1D/2D indexes usage in a kernel


Well I’m learning CUDA C by myself, and I’m taking as a reference the CUDA BY EXAMPLE book. Now I understand the part of the threadIdx and blockIdx, but what I can’t understand is when to use threadIdx.x, threadIdx.y (the same with blockIdx.x, blockIdx.y). It’s just that when they use the example of vector add they use only something like this

[indent][indent]c[threadIdx.x] = a[threadIdx.x] + b[threadIdx.x][/indent][/indent]

and sometimes they use

[indent][indent]x = threadIdx.x + blockIdx.x * blockDim.x[/indent][/indent]
[indent][indent]y = threadIdx.y + blockIdx.y * blockDim.y[/indent][/indent]

but what’s the difference or when should I use the first thing and when the second one. I understand that the second form is just to linearize but, why linearize X & Y.

Could you explain me this? As simple as you can. Thank you.

Having x and y is just for your convenience. Use whatever suits you best.

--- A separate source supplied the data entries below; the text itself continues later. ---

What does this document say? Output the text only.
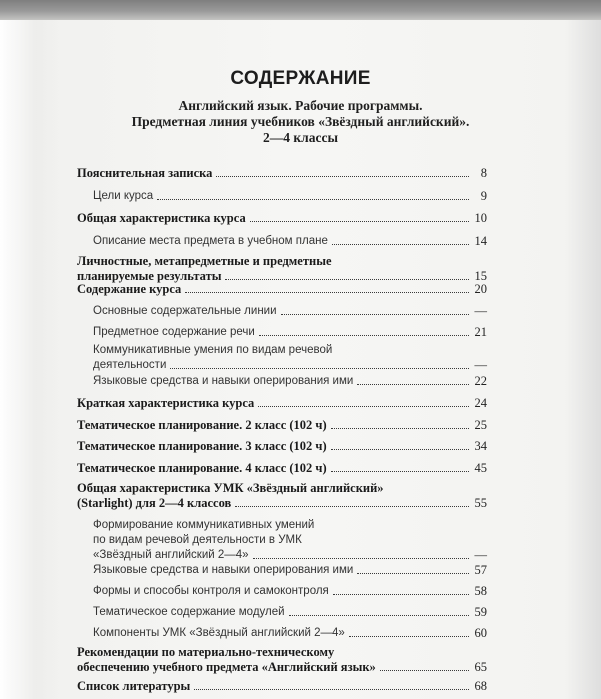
СОДЕРЖАНИЕ
Английский язык. Рабочие программы.
Предметная линия учебников «Звёздный английский».
2—4 классы
Пояснительная записка	8
Цели курса	9
Общая характеристика курса	10
Описание места предмета в учебном плане	14
Личностные, метапредметные и предметные
планируемые результаты	15
Содержание курса	20
Основные содержательные линии	—
Предметное содержание речи	21
Коммуникативные умения по видам речевой
деятельности	—
Языковые средства и навыки оперирования ими	22
Краткая характеристика курса	24
Тематическое планирование. 2 класс (102 ч)	25
Тематическое планирование. 3 класс (102 ч)	34
Тематическое планирование. 4 класс (102 ч)	45
Общая характеристика УМК «Звёздный английский»
(Starlight) для 2—4 классов	55
Формирование коммуникативных умений
по видам речевой деятельности в УМК
«Звёздный английский 2—4»	—
Языковые средства и навыки оперирования ими	57
Формы и способы контроля и самоконтроля	58
Тематическое содержание модулей	59
Компоненты УМК «Звёздный английский 2—4»	60
Рекомендации по материально-техническому
обеспечению учебного предмета «Английский язык»	65
Список литературы	68
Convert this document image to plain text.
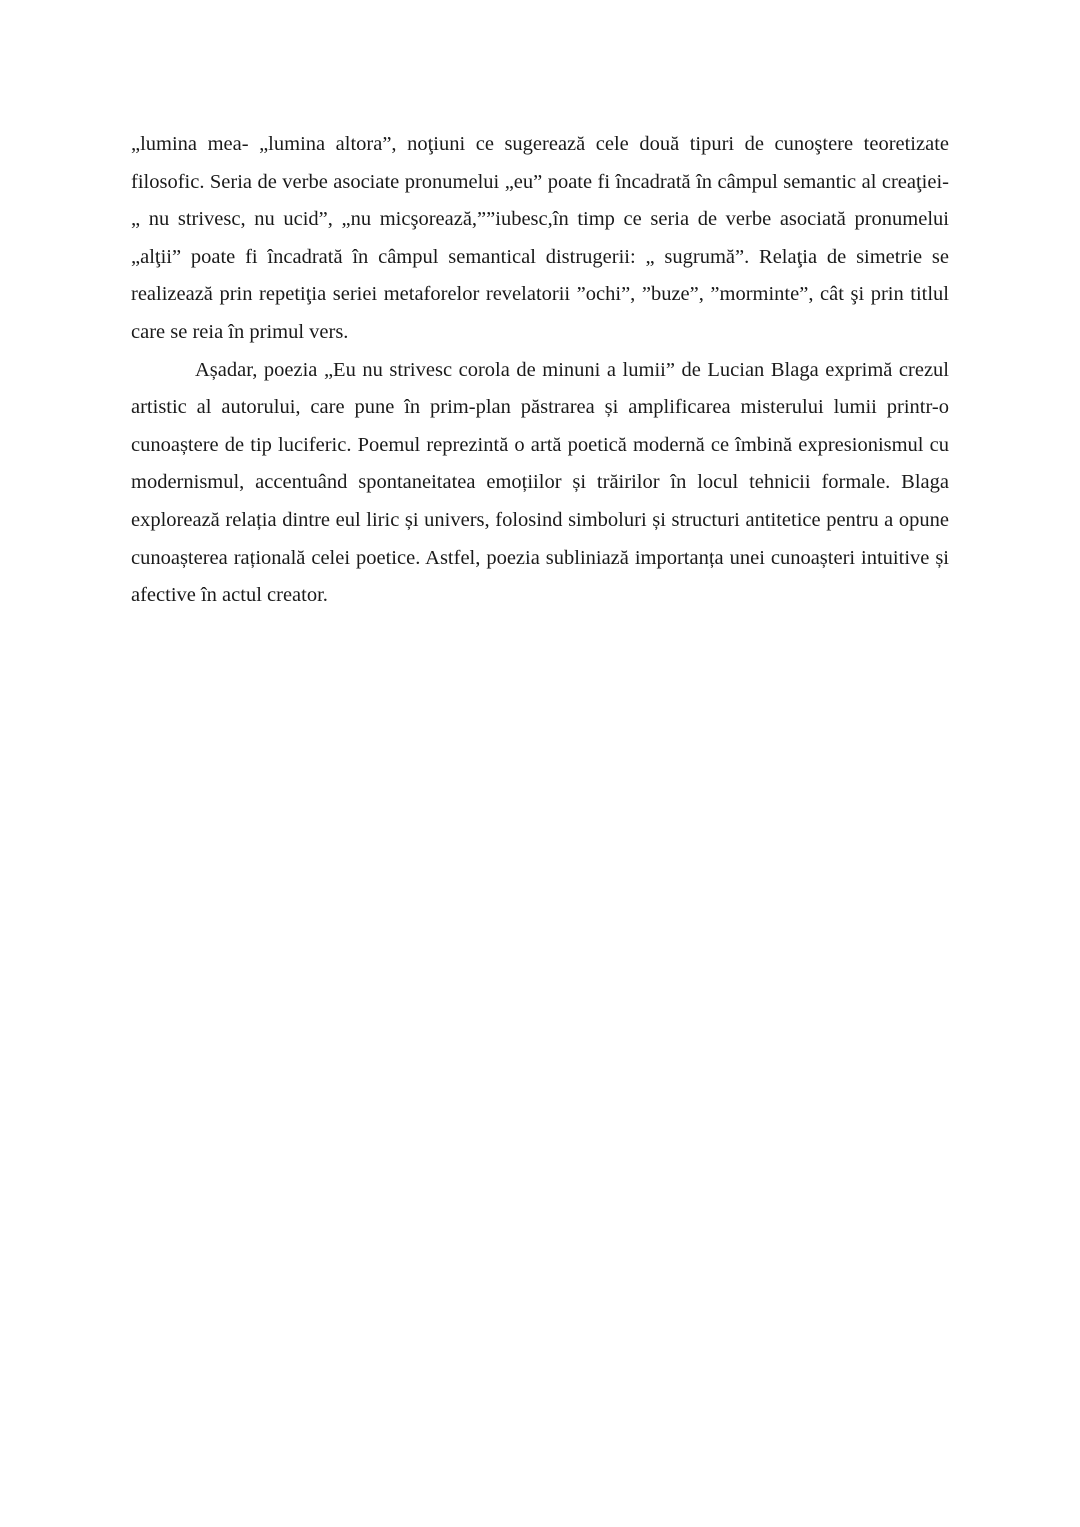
„lumina mea- „lumina altora”, noţiuni ce sugerează cele două tipuri de cunoştere teoretizate filosofic. Seria de verbe asociate pronumelui „eu” poate fi încadrată în câmpul semantic al creaţiei- „ nu strivesc, nu ucid”, „nu micşorează,””iubesc,în timp ce seria de verbe asociată pronumelui „alţii” poate fi încadrată în câmpul semantical distrugerii: „ sugrumă”. Relaţia de simetrie se realizează prin repetiţia seriei metaforelor revelatorii ”ochi”, ”buze”, ”morminte”, cât şi prin titlul care se reia în primul vers.

Așadar, poezia „Eu nu strivesc corola de minuni a lumii” de Lucian Blaga exprimă crezul artistic al autorului, care pune în prim-plan păstrarea și amplificarea misterului lumii printr-o cunoaștere de tip luciferic. Poemul reprezintă o artă poetică modernă ce îmbină expresionismul cu modernismul, accentuând spontaneitatea emoțiilor și trăirilor în locul tehnicii formale. Blaga explorează relația dintre eul liric și univers, folosind simboluri și structuri antitetice pentru a opune cunoașterea rațională celei poetice. Astfel, poezia subliniază importanța unei cunoașteri intuitive și afective în actul creator.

For very large grids it also pushes the maximum block number a bit, since this is limited to 65535 in each direction.

So I can use the indexes as I wish? I mean if I always treat my problems like a vector using just threadIdx.x, blockIdx.x it won’t have much impact on performance? Or it’s better to try to use 1D, 2D, 3D grids/blocks???

There is no impact on performance, so just go ahead with 1D grid and block.